Hospitalization raises the risk that patients’ long-term medications for chronic diseases will be discontinued unintentionally, according to a report in the Aug. 24 issue of JAMA.
That risk is further heightened with ICU care, which suggests that the more patients are transitioned from site to site and from clinician to clinician, the greater the chance that their long-term medications (statins, antiplatelet or anticoagulant agents, levothyroxine, respiratory inhalers, and gastric acid-suppressing drugs) will get lost in the shuffle.
Discontinuing these necessary medications appears to raise patients’ risk of death, further hospitalization, and ED visits for up to 1 year after discharge, said Dr. Chaim M. Bell of St. Michael’s Hospital, Toronto, and his associates. "These findings emphasize the importance of a systematic approach to transitions in health care to ensure medication continuity," they noted.
The investigators conducted a population-based cohort study of all hospitalizations of patients aged 66 years and older in Ontario between 1997 and 2009 to examine medication continuity. They reviewed the records of 396,036 patients who had been taking any of the five types of medications for chronic disease listed above for at least 1 year.
In all, 160,568 of these study subjects were hospitalized during the study period, including 16,474 who were admitted to the ICU; the remaining 208,468 who were not hospitalized served as control subjects. The rate of patients who failed to refill prescriptions of the five categories of medication within 90 days of discharge was calculated.
The investigators excluded cases in which patients developed complications or contraindications to their medications, or otherwise had a clear reason for discontinuing a drug. They also controlled for confounding factors that could influence stopping a medication, such as comorbid disease burden and the number of physician contacts during the year preceding hospitalization.
Drugs in all five medication categories were significantly more likely to be discontinued after hospitalization than in the controls. Rates of unintentional discontinuation were highest for antiplatelet/anticoagulants (19.4%), followed by statins (13.6%), gastric acid suppressors (12.9%), levothyroxine (12.3%), and respiratory inhalers (4.5%). The corresponding rates for control subjects were 11.8%, 10.7%, 9.4%, 11%, and 3%, respectively.
Rates of unintentional discontinuation were even higher among ICU patients in four of the five medication categories (22.8% for antiplatelet/anticoagulants, 15.4% for gastric acid suppressors, 15% for levothyroxine, and 14.6% for statins).
In a secondary analysis, the unintentional discontinuation of antiplatelet/anticoagulants and of statins was associated with higher risk of the combined outcome of death, further hospitalization, or emergency admission for up to 1 year after hospital discharge. "This underscores the widespread prevalence of potential errors of omission and the risk for long-term harm following hospitalization," Dr. Bell and his colleagues said (JAMA 2011;306:840-7).

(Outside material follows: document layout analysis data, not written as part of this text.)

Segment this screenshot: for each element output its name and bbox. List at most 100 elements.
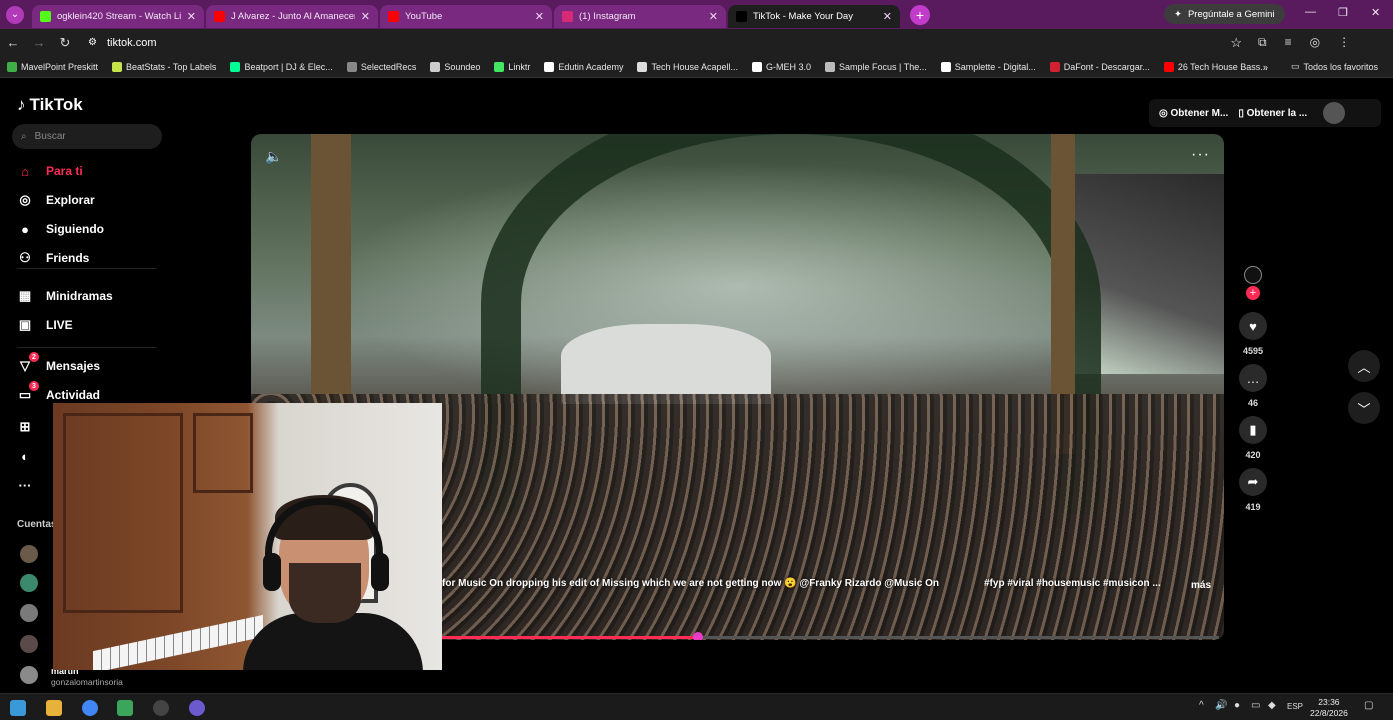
sidebar-item-upload[interactable]: ⊞ [17, 419, 33, 435]
media-icon[interactable]: ≡ [1285, 35, 1292, 50]
bookmark-item[interactable]: Samplette - Digital... [934, 61, 1043, 72]
security-icon[interactable]: ◆ [1268, 700, 1276, 711]
account-avatar[interactable] [20, 574, 38, 592]
sidebar-item-siguiendo[interactable]: ● Siguiendo [17, 221, 104, 237]
tiktok-logo[interactable]: ♪ TikTok [17, 95, 83, 115]
bookmark-item[interactable]: MavelPoint Preskitt [0, 61, 105, 72]
gemini-icon: ✦ [1174, 8, 1182, 20]
bookmark-favicon-icon [752, 61, 763, 72]
sidebar-item-live[interactable]: ▣ LIVE [17, 317, 73, 333]
follow-plus-icon[interactable]: + [1246, 286, 1260, 300]
bookmark-item[interactable]: Linktr [487, 61, 537, 72]
account-avatar[interactable] [20, 545, 38, 563]
account-avatar[interactable] [20, 635, 38, 653]
network-icon[interactable]: ▭ [1251, 700, 1260, 711]
file-explorer-icon[interactable] [46, 700, 62, 716]
progress-handle[interactable] [692, 632, 703, 640]
bookmark-star-icon[interactable]: ☆ [1230, 35, 1242, 51]
sidebar-item-mensajes[interactable]: ▽ 2 Mensajes [17, 352, 100, 374]
following-avatar-icon: ● [21, 221, 29, 237]
app-icon[interactable] [117, 700, 133, 716]
windows-start-icon[interactable] [10, 700, 26, 716]
clock[interactable]: 23:36 22/8/2026 [1310, 697, 1348, 719]
reload-icon[interactable]: ↻ [52, 35, 78, 51]
browser-tab[interactable]: J Alvarez - Junto Al Amanecer (✕ [206, 5, 378, 28]
bookmark-item[interactable]: DaFont - Descargar... [1043, 61, 1157, 72]
all-bookmarks[interactable]: ▭ Todos los favoritos [1284, 61, 1385, 72]
profile-icon[interactable]: ◎ [1310, 35, 1320, 50]
avatar[interactable] [1323, 102, 1346, 124]
sidebar-item-profile[interactable]: ◐ [17, 448, 33, 464]
extensions-icon[interactable]: ⧉ [1258, 35, 1267, 50]
more-options-icon[interactable]: ··· [1191, 146, 1210, 164]
sidebar-item-more[interactable]: ··· [17, 477, 33, 493]
bookmark-item[interactable]: G-MEH 3.0 [745, 61, 818, 72]
restore-icon[interactable]: ❐ [1338, 6, 1348, 19]
bookmark-item[interactable]: Edutin Academy [537, 61, 630, 72]
tray-chevron-icon[interactable]: ^ [1199, 700, 1204, 711]
address-bar[interactable]: ⚙ tiktok.com ☆ [84, 31, 1254, 54]
share-button[interactable]: ➦ 419 [1237, 468, 1269, 512]
browser-tab[interactable]: ogklein420 Stream - Watch Live ✕ [32, 5, 204, 28]
get-app-button[interactable]: ▯ Obtener la ... [1238, 108, 1307, 119]
get-coins-button[interactable]: ◎ Obtener M... [1159, 108, 1228, 119]
menu-icon[interactable]: ⋮ [1338, 35, 1350, 50]
app-icon[interactable] [189, 700, 205, 716]
previous-video-button[interactable]: ︿ [1348, 350, 1380, 382]
save-button[interactable]: ▮ 420 [1237, 416, 1269, 460]
app-icon[interactable] [153, 700, 169, 716]
sidebar-item-label: Explorar [46, 193, 95, 207]
close-tab-icon[interactable]: ✕ [361, 10, 370, 23]
close-tab-icon[interactable]: ✕ [883, 10, 892, 23]
volume-icon[interactable]: 🔈 [265, 148, 282, 165]
bookmark-item[interactable]: SelectedRecs [340, 61, 424, 72]
gemini-button[interactable]: ✦ Pregúntale a Gemini [1164, 4, 1285, 24]
language-indicator[interactable]: ESP [1287, 702, 1303, 711]
bookmark-item[interactable]: BeatStats - Top Labels [105, 61, 223, 72]
back-icon[interactable]: ← [0, 35, 26, 50]
close-tab-icon[interactable]: ✕ [535, 10, 544, 23]
mic-icon[interactable]: ● [1234, 700, 1240, 711]
video-progress-bar[interactable] [441, 632, 1219, 640]
caption-more-link[interactable]: más [1191, 580, 1211, 591]
more-bookmarks-icon[interactable]: » [1263, 62, 1268, 72]
sidebar-item-minidramas[interactable]: ▦ Minidramas [17, 288, 113, 304]
bookmark-item[interactable]: Beatport | DJ & Elec... [223, 61, 339, 72]
new-tab-button[interactable]: + [910, 4, 930, 25]
sidebar-item-para-ti[interactable]: ⌂ Para ti [17, 163, 83, 179]
tab-search-icon[interactable]: ⌄ [6, 5, 24, 24]
speaker-icon[interactable]: 🔊 [1215, 700, 1227, 711]
close-tab-icon[interactable]: ✕ [709, 10, 718, 23]
sidebar-item-actividad[interactable]: ▭ 3 Actividad [17, 381, 100, 403]
bookmark-item[interactable]: Soundeo [423, 61, 487, 72]
comment-button[interactable]: … 46 [1237, 364, 1269, 408]
search-input[interactable]: ⌕ Buscar [12, 124, 162, 149]
bookmark-icon: ▮ [1239, 416, 1267, 444]
next-video-button[interactable]: ﹀ [1348, 392, 1380, 424]
bookmark-label: Edutin Academy [558, 61, 624, 72]
creator-avatar[interactable] [1244, 266, 1262, 284]
site-info-icon[interactable]: ⚙ [88, 37, 97, 48]
bookmark-item[interactable]: 26 Tech House Bass... [1157, 61, 1275, 72]
chrome-icon[interactable] [82, 700, 98, 716]
account-handle: gonzalomartinsoria [51, 677, 123, 687]
browser-tab[interactable]: (1) Instagram ✕ [554, 5, 726, 28]
browser-tab[interactable]: TikTok - Make Your Day ✕ [728, 5, 900, 28]
search-placeholder: Buscar [34, 131, 66, 142]
address-text: tiktok.com [106, 36, 157, 49]
bookmark-item[interactable]: Tech House Acapell... [630, 61, 745, 72]
video-hashtags[interactable]: #fyp #viral #housemusic #musicon ... [984, 578, 1161, 589]
minimize-icon[interactable]: — [1305, 6, 1316, 18]
account-avatar[interactable] [20, 604, 38, 622]
notifications-icon[interactable]: ▢ [1364, 700, 1373, 711]
close-tab-icon[interactable]: ✕ [187, 10, 196, 23]
like-button[interactable]: ♥ 4595 [1237, 312, 1269, 356]
sidebar-item-explorar[interactable]: ◎ Explorar [17, 192, 95, 208]
browser-tab[interactable]: YouTube ✕ [380, 5, 552, 28]
forward-icon[interactable]: → [26, 35, 52, 50]
sidebar-item-friends[interactable]: ⚇ Friends [17, 250, 89, 266]
account-avatar[interactable] [20, 666, 38, 684]
close-window-icon[interactable]: ✕ [1371, 6, 1380, 19]
folder-icon: ▭ [1290, 61, 1300, 71]
bookmark-item[interactable]: Sample Focus | The... [818, 61, 934, 72]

Although this study was not designed to assess how it is that necessary medications get "dropped" unintentionally, previous studies have suggested that miscommunication during transitions of care is not the only contributor. Many medications for chronic diseases are purposely discontinued during a critical illness, but then restarting them is forgotten or overlooked after the acute event resolves.
Previous research also found that unintentional discontinuation of medications is common, but they were primarily single-site, cross-sectional studies. In contrast, "our study examined potential errors of omission on a system-wide basis for an extended period in a diverse patient population with a focus on long-term medications for chronic diseases," the investigators wrote.
They added that "even though our study cohort only included elderly patients [aged 66 and older], the findings are likely generalizable to the general population."